とはいえ。当然ながら白鳥沢へ進学した目的は牛島若利である。五色のことなど知らなかったし、彼が入学し部活へ参加し始めた当時は理解できない宇宙人のように見えたこともあった。しかしその年の春高、翌年のインターハイを共に戦い、受験のため早期引退したあとも時間を見ては五色にトスを上げていた。
その当時は気分転換と体力低下を防ぐためと思っていた。いや、言い聞かせていたのだ。宇宙人に懸想してしまった自分を否定するための、呪いのような思い込み。もっとも、その呪いを解いたのは懸想の相手である五色だったわけだが。当然ながら。
未だにわからない。素直でもないし、どちらかといえば彼を否定するような言葉ばかりを投げていたのに、想い人として選んだのだろうと。遠距離だった期間を含めたって十年共にいるのに。
「白布さん、お願いがあるんですけど」
「なんだよ」
「今日泊まってってほしいです」
白布には、その言葉がその言葉以上の意味を持たないことがわかっている。白布を抱く側である五色は、白布の体を最優先に考えてくれるためだ。だからこそ、とも言える。
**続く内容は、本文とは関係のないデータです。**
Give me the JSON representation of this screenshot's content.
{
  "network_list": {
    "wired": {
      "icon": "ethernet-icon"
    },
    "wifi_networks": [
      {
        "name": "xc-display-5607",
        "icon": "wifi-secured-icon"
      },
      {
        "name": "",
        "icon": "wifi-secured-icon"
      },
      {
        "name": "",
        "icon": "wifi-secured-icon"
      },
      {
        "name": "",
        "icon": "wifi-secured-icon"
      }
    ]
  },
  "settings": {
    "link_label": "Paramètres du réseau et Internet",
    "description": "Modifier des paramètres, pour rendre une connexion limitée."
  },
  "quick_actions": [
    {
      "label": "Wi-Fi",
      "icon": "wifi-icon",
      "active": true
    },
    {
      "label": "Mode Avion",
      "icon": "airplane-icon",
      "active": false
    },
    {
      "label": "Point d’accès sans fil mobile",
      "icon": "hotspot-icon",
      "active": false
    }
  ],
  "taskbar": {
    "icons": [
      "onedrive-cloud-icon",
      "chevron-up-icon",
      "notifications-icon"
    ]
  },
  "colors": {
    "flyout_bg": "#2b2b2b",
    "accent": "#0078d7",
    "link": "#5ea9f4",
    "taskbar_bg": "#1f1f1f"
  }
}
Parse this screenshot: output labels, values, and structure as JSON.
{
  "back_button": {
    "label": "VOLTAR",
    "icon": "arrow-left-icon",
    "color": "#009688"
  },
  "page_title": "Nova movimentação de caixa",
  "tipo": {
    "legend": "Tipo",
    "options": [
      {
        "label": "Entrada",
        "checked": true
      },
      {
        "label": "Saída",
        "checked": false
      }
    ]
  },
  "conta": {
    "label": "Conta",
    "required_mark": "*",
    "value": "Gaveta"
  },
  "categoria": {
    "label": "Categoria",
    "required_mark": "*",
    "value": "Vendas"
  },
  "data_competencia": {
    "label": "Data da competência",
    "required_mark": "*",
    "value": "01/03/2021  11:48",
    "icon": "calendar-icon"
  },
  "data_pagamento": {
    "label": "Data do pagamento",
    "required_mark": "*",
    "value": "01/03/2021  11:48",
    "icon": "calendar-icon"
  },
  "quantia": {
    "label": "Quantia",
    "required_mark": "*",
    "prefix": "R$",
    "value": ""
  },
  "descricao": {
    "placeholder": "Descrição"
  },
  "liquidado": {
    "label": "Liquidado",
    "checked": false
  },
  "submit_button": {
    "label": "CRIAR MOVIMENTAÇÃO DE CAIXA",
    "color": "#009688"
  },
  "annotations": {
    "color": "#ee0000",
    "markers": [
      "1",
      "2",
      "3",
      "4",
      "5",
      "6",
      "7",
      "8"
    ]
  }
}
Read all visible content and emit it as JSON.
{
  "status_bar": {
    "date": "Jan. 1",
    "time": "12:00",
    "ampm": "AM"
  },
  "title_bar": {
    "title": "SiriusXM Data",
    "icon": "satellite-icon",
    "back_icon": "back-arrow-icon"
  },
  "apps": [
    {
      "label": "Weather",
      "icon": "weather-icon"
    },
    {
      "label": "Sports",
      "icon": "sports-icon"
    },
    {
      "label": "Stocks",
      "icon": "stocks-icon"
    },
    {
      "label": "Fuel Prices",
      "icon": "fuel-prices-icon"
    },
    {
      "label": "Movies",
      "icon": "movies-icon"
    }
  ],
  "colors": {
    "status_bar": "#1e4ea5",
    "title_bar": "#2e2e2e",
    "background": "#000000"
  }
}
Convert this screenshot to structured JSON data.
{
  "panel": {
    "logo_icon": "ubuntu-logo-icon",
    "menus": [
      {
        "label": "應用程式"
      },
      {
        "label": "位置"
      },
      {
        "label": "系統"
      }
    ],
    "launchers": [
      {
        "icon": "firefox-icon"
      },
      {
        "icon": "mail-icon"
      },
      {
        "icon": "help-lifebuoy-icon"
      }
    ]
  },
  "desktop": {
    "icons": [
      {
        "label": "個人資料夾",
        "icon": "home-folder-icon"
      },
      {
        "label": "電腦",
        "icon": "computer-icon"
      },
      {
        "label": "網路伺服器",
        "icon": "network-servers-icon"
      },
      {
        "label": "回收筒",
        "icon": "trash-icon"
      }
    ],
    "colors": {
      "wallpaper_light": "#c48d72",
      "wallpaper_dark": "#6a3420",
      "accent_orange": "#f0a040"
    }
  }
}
どうしてそこまで、深く愛してくれているのだろうと。
「五色」
「はい?」
「……俺はお前が好きだよ。だけど、なんでお前に好きでいてもらえるのか、何年一緒にいてもわかんねぇんだ」
ふくらはぎを揉んでいた指を、太ももへと運ぶ。そっと、ほぐすように指先へ力を込めた。問いかけた言葉と、動作がそぐわないのは承知の上だ。
「一緒にいてくれたから。白布さんは、言葉は……優しくないことのほうが多かったですけど。でも辛いときも、悔しいときもそばにいてくれたじゃないですか。そういうのって、やっぱり嬉しいもんだから」
自覚する前から、告げるつもりもなかったあの頃から、想いが届いていたというのか。それならば、呪いを解いて当然だ。そうしてくれと、きっと自分が望んでいたのだから。
「……そういうもんかね」
「そうですよ! こうやってわざわざ長崎に転勤してきてくれたのも、俺のために色々覚えてくれたのも全部嬉しかったから」
いつもと変わらない声。その顔は、今はもう見ずともわかる。いつもの、人懐こい表情。白布のことを好きだというときの、あの顔だ。
俺も、嬉しいよ。小さな声で言えば、五色も小さく笑った。それだけで、愛されていることに自信が持てるなんて、白布は知らなかった。